阿一為難起來,晚霞把她的沉默當作答應,手腳爽利地出去煮藥了。阿一坐到桌子旁的雲石紅木凳上,倒了杯水一邊喝一邊托著腮回想昨夜的事,想來想去都想不通景淵為什麼會倒在過竹軒的積雪上,更不明白為什麼她辛苦了一宿早晨醒來景淵居然氣憤得要剁了她的雙腳。

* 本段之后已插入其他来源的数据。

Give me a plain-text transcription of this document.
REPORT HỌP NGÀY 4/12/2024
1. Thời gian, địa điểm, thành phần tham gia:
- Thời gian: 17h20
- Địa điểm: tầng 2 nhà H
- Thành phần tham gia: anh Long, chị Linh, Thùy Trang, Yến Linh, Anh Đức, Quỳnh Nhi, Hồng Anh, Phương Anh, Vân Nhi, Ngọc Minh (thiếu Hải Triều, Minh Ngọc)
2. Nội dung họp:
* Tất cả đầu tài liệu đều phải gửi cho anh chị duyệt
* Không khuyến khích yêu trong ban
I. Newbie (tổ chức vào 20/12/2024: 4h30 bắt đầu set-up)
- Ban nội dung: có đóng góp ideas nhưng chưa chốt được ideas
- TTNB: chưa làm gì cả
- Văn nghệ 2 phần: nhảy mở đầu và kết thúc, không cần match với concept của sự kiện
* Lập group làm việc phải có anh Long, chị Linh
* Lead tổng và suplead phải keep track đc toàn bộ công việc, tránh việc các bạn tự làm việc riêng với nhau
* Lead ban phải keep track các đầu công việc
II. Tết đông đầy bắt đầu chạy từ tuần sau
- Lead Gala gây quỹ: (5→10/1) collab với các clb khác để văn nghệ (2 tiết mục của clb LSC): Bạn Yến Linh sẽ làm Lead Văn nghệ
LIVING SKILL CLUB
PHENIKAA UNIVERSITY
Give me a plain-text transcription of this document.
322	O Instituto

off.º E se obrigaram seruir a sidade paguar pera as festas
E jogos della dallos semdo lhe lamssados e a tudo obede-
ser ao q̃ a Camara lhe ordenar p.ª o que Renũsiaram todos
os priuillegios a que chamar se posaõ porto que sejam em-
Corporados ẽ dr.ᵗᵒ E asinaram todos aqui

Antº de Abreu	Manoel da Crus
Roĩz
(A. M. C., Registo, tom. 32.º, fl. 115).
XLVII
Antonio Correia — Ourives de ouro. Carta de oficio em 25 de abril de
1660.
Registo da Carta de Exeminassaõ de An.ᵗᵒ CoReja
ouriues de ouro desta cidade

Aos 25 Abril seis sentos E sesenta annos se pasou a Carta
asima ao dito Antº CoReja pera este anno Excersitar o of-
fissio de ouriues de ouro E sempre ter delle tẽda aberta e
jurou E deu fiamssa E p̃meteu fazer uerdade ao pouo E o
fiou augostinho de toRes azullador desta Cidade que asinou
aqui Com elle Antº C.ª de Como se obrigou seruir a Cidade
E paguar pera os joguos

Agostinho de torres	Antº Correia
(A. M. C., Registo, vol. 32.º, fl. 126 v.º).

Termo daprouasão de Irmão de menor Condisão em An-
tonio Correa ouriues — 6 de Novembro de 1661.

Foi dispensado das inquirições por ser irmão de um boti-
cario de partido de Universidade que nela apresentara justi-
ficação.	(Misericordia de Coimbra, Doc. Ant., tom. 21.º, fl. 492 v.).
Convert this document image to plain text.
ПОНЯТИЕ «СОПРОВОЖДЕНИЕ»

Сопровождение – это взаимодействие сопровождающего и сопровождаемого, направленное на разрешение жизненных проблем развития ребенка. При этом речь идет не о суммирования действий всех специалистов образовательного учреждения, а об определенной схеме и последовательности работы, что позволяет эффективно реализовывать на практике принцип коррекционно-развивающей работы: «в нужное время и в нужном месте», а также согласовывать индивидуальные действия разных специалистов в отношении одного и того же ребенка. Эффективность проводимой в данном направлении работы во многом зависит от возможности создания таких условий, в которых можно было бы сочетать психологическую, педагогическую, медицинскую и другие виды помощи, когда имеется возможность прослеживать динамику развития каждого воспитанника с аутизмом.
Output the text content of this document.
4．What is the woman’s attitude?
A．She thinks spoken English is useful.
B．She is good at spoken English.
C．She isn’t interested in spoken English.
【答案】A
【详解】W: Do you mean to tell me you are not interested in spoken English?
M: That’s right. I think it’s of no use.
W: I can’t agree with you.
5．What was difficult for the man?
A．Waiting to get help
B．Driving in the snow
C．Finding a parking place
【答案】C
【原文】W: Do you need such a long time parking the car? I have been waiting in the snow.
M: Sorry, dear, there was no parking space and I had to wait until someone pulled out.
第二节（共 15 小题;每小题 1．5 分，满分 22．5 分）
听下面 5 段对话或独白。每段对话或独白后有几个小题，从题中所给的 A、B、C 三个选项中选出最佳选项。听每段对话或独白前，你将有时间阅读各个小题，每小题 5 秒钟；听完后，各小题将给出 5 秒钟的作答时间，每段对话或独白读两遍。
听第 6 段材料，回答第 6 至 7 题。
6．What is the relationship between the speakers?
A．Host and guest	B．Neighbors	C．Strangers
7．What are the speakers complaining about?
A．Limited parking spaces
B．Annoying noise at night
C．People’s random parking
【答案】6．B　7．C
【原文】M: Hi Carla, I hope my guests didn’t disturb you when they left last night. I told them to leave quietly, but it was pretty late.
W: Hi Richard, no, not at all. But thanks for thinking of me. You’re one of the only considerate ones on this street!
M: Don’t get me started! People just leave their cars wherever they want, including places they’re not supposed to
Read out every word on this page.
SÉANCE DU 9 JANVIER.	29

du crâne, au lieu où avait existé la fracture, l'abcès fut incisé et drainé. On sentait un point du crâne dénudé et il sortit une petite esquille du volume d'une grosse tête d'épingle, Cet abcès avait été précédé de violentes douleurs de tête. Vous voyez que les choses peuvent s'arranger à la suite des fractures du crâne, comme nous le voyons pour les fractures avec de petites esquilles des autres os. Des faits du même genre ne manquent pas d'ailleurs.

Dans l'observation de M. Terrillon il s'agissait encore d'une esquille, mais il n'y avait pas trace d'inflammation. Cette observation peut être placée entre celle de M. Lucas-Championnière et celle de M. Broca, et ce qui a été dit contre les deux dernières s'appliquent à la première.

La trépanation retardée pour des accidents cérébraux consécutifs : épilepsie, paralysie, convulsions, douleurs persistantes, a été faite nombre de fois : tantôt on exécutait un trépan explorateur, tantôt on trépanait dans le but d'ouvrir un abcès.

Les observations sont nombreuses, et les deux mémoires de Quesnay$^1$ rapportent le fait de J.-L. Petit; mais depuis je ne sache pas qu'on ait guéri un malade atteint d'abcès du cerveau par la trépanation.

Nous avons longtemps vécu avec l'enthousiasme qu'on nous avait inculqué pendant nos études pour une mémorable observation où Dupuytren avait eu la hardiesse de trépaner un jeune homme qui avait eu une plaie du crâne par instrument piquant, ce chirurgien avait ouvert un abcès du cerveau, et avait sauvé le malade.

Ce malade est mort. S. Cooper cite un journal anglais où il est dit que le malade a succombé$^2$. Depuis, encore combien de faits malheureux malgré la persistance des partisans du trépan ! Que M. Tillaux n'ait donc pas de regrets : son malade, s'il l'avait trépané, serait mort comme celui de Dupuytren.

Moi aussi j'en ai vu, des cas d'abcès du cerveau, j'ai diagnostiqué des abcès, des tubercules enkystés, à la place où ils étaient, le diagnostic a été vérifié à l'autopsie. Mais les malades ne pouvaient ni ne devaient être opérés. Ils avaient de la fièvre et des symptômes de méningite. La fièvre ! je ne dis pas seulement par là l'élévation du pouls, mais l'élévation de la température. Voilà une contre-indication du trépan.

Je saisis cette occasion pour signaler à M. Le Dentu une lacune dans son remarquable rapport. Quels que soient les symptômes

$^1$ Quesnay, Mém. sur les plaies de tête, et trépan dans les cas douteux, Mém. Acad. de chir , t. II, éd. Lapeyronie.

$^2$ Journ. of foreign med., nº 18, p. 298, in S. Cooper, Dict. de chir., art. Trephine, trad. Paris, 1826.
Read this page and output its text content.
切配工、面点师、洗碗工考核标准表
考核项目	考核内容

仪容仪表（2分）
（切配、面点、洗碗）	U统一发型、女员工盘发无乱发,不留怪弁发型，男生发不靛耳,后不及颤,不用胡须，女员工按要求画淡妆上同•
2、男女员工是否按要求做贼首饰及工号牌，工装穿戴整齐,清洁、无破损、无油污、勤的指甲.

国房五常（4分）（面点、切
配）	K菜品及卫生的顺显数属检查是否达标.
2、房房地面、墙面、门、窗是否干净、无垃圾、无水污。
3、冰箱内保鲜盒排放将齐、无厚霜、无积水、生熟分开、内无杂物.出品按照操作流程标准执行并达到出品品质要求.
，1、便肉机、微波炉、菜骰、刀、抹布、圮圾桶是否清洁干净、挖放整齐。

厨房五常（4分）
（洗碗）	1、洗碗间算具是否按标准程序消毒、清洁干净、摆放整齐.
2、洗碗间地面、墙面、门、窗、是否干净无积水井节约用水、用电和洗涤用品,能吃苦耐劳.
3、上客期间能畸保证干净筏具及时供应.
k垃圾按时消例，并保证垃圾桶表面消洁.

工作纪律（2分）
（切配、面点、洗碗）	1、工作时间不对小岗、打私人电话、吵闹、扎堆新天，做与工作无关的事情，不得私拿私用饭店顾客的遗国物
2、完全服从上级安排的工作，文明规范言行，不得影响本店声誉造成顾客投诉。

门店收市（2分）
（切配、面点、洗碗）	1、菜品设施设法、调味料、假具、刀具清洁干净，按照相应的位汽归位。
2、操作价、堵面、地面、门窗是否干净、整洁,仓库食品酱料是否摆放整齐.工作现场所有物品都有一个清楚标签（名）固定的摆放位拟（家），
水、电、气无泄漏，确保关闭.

“水……”景淵覺得喉嚨幹得快要冒火了,阿一愣了愣,下意識地就拿著杯子往紫檀木大塌走去,扶起景淵讓他就著她的手喝水。景淵反應過來這是誰時第一反應就是推開她的手,還沒開始罵人,阿一便奇怪的道:
“水很燙嗎?不會啊,我剛喝過覺得沒問題啊……”
“你喝過?!”景淵不但嗓子冒火,雙眼都烈焰熊熊了。
“不,不是啦,我是說那壺水我倒過一杯來喝。”阿一連忙賠笑解釋,他的手冰涼冰涼的,但臉色卻異常潮紅,她摸了摸他的額被他一手揮開,她吃驚道:
“還是很燙,你不吃藥會病死的!”
“誰讓你多管閑事,你滾,本侯不想見到你!”
晚霞這時把藥捧進來放在桌上,遲疑地看了阿一一眼就行禮退下了。阿一望著景淵精致有如玉琢的五官,心裏不禁暗歎了一句,佛祖真是偏心,沒品的人竟然還給他一副這樣的好皮囊。
“你真不吃藥?”
景淵冷笑,喘著氣嘶啞著聲音地說:“你耐我何?淩錚和景勉外出辦事,不然本侯早就讓他們把你大卸八塊,你以為老頭子讓你來你就能對本侯頤指氣使?小尼姑你好大的膽子!”
“你還是要砍我的腳?”阿一問。
“害怕了?現在求本侯也晚了。”
阿一走到花架的梅瓶前取出裏麵剛摘的一枝粗 長的新梅,一手捋掉上麵的花朵,轉身走到景淵麵前一手扯下蓋在他身上的被子。
“你要幹什麼?”他盯著她,目光冰寒如雪。
“替你娘教訓你!”說著手中梅枝重重揮下往他的小腿打去,並且一邊打一邊罵道:
“我叫你不吃藥!我叫你作踐自己的身子!昨晚害我一晚沒好睡,今早恩將仇報要砍我腳,既然如此我先下手為強,死前出口惡氣!別躲啊,你躲我就不是男人!怕疼又怕苦,你算什麼大丈夫,跟個歌坊小倌似的!反正病死也是死,打死也是死,幹脆打死你省得別人傷神費力!”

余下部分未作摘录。